The indicated C. elegans strains were raised on bacteria expressing gfp dsRNA, and imaged by DIC and fluorescence microscopy (overlays shown here) on day 1 of adulthood. rrf-1 mutants carried the pk1417 allele. (A) The lgg-1p::gfp::lgg-1 reporter is expressed in the intestine, pharynx, somatic gonad, and hypodermis. GFP expression is dramatically reduced upon treatment with gfp RNAi in both wild-type and rrf-1 animals. The exposure time for the GFP channel under control conditions was 15 ms and for gfp RNAi 25 ms. In the gfp RNAi micrographs, note that the pharynx appears largely unaffected by RNAi in both wild-type and in rrf-1 animals. See Figure S5B, D for additional information on transgene intensity. (B) The daf-16p::gfp::daf-16 reporter is expressed in the intestine, and GFP expression is abolished in the wild-type and reduced in the rrf-1 background. The rrf-1 mutant shows visibly higher transgene expression levels compared to the wild-type strain. The exposure time for the GFP channel was 200 ms. See Figure S7A, B for additional information on transgene intensity. These experiments were repeated 2–3 times with 30–50 worms per strain and imaging of ∼10 per experiment, with similar results.

Figure 3. rrf-1 mutants are resistant to RNAi against the hypodermal gene bli-3, but are able to process gfp RNAi in seam cells.
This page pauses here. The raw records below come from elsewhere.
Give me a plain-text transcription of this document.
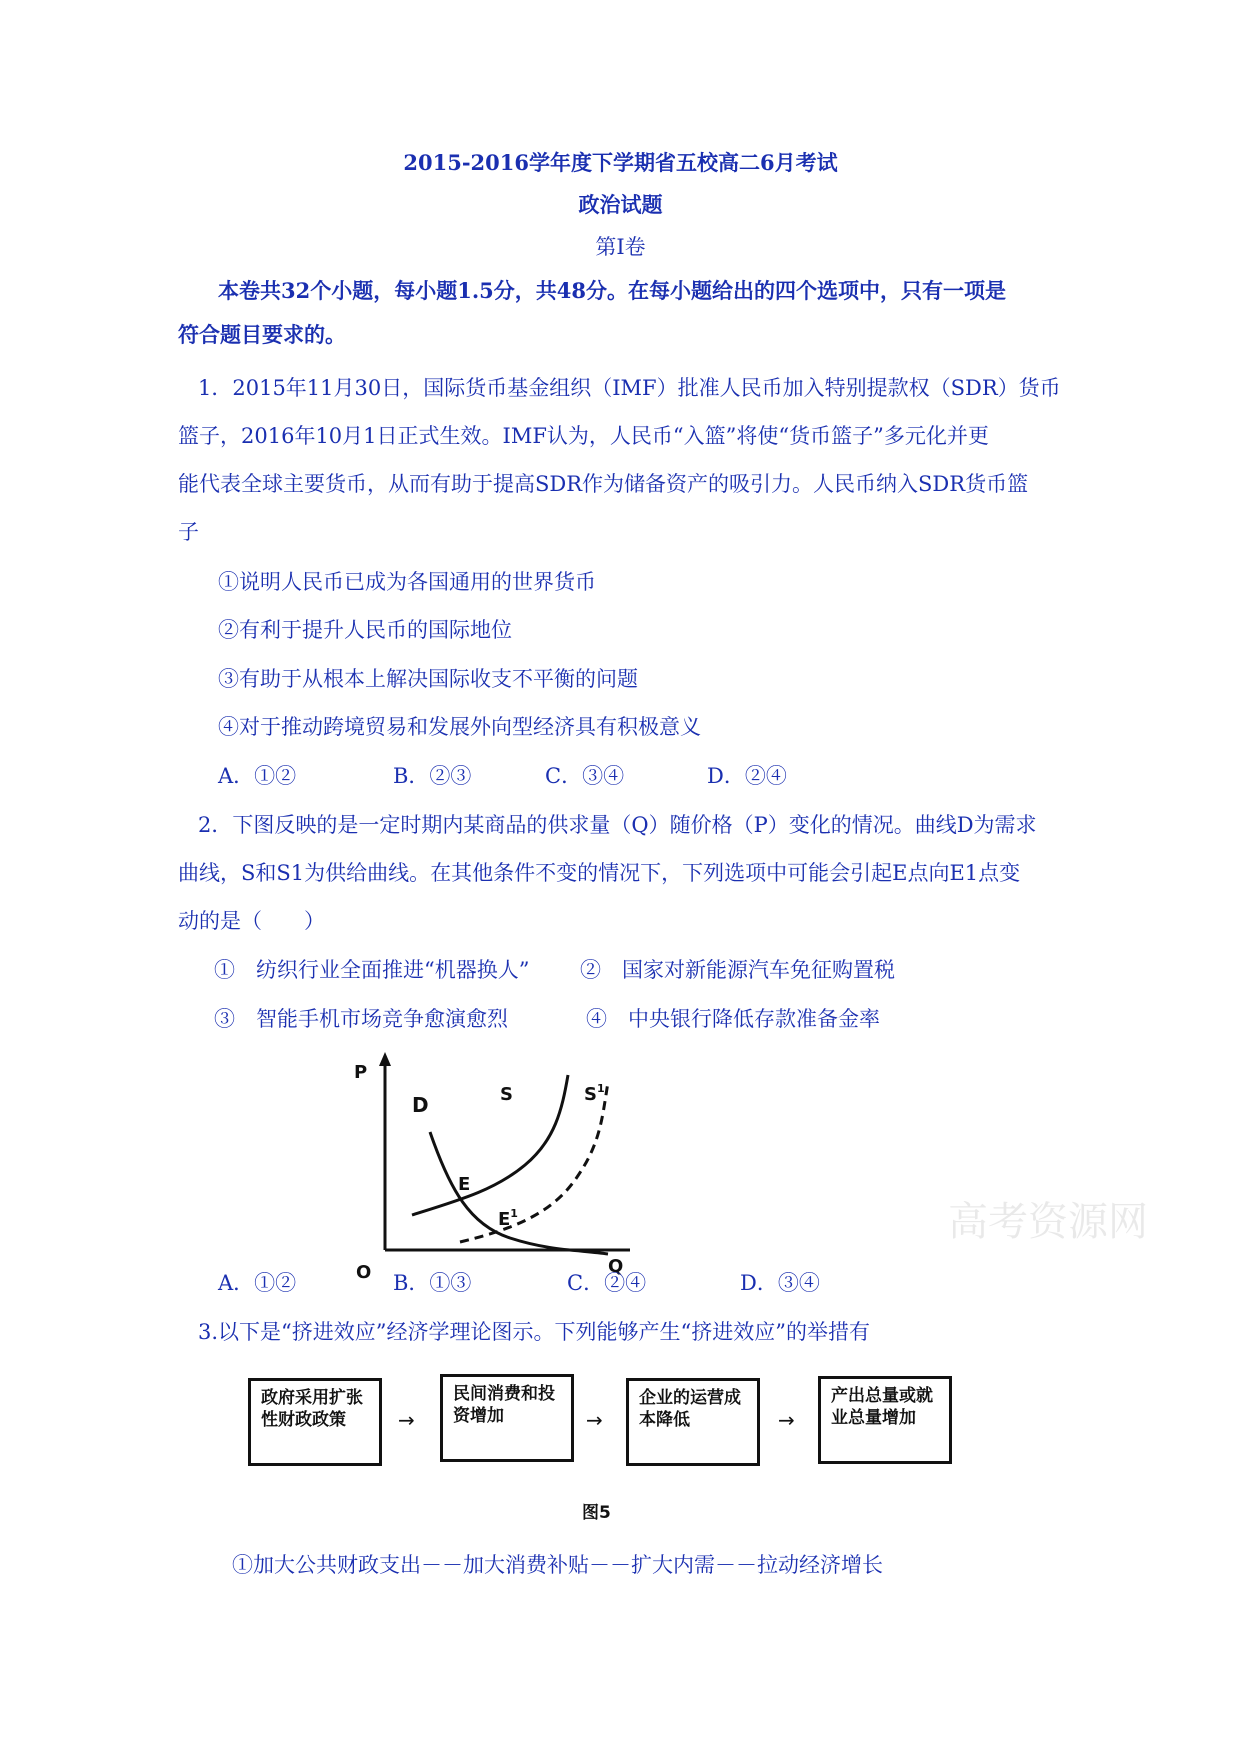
2015-2016学年度下学期省五校高二6月考试
政治试题
第Ⅰ卷
本卷共32个小题，每小题1.5分，共48分。在每小题给出的四个选项中，只有一项是
符合题目要求的。
1．2015年11月30日，国际货币基金组织（IMF）批准人民币加入特别提款权（SDR）货币
篮子，2016年10月1日正式生效。IMF认为，人民币“入篮”将使“货币篮子”多元化并更
能代表全球主要货币，从而有助于提高SDR作为储备资产的吸引力。人民币纳入SDR货币篮
子
①说明人民币已成为各国通用的世界货币
②有利于提升人民币的国际地位
③有助于从根本上解决国际收支不平衡的问题
④对于推动跨境贸易和发展外向型经济具有积极意义
A．①②	B．②③	C．③④	D．②④
2．下图反映的是一定时期内某商品的供求量（Q）随价格（P）变化的情况。曲线D为需求
曲线，S和S1为供给曲线。在其他条件不变的情况下，下列选项中可能会引起E点向E1点变
动的是（　　）
①　纺织行业全面推进“机器换人” ②　国家对新能源汽车免征购置税
③　智能手机市场竞争愈演愈烈	④　中央银行降低存款准备金率
P
Q
O
D	S	$S^1$
E
$E^1$
A．①②	B．①③	C．②④	D．③④
3.以下是“挤进效应”经济学理论图示。下列能够产生“挤进效应”的举措有
政府采用扩张性财政政策	→
民间消费和投资增加	→
企业的运营成本降低	→
产出总量或就业总量增加
图5
①加大公共财政支出－－加大消费补贴－－扩大内需－－拉动经济增长
高考资源网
The indicated C. elegans strains were raised on bacteria expressing bli-3 dsRNA (A) and gfp dsRNA (B) and imaged by bright-field or fluorescence microscopy, respectively, on day 1 of adulthood. (A) The rrf-1 mutants, as well as the RNAi-resistant rde-1 strain are unaffected by bli-3 RNAi, whereas all other strains tested show severe molting defects and varying degrees of blister formation. See Figure S4A for additional information. This experiment was repeated three times with 100–200 worms per strain with similar results, also for several generations. WT: wild-type N2 (A – Hansen lab, B – Tuck lab), rrf-1(pk1417).4x: rrf-1(pk1417) outcrossed 4 times to WT(A). (B) The SCMp::gfp reporter is exclusively expressed in hypodermal seam cells, which are denoted with arrows. GFP expression is abolished in the wild-type background and reduced in the rrf-1(pk1417) background. The rrf-1 mutant shows visibly higher GFP expression levels compared to the wild-type strain. The exposure time for the GFP channel was 100 ms. See Figure S4C for quantification of transgene intensity. These experiments were repeated 3 times with 30–50 worms per strain and imaging of ∼10 per experiment, with similar results.

Figure 4. rrf-1 mutants have increased sod-3 mRNA levels, a normal lifespan, and normal thermo-tolerance.

(A) The sod-3 mRNA levels of a mixed population of C. elegans wild-type (WT, N2(A)) and rrf-1(pk1417).4x (rrf-1(pk1417) mutant outcrossed four times to WT(A)) strains were determined. Bars show the mean + SEM of three independent experiments; **P<0.005 (Student’s t-test). (B) Lifespan analysis of wild-type WT(A) and rrf-1(pk1417).4x strains at 20°C; P = 0.59, log-rank (Mantel-Cox test). This experiment has been performed three times with similar results; see Figure S7F for additional data. (C) Thermo-tolerance was measured by assessing survival of WT(A) and rrf-1(pk1417).4x strains after 8 h incubation at 36°C; P = 0.36 (Student’s t-test). This experiment has been performed three times with similar results.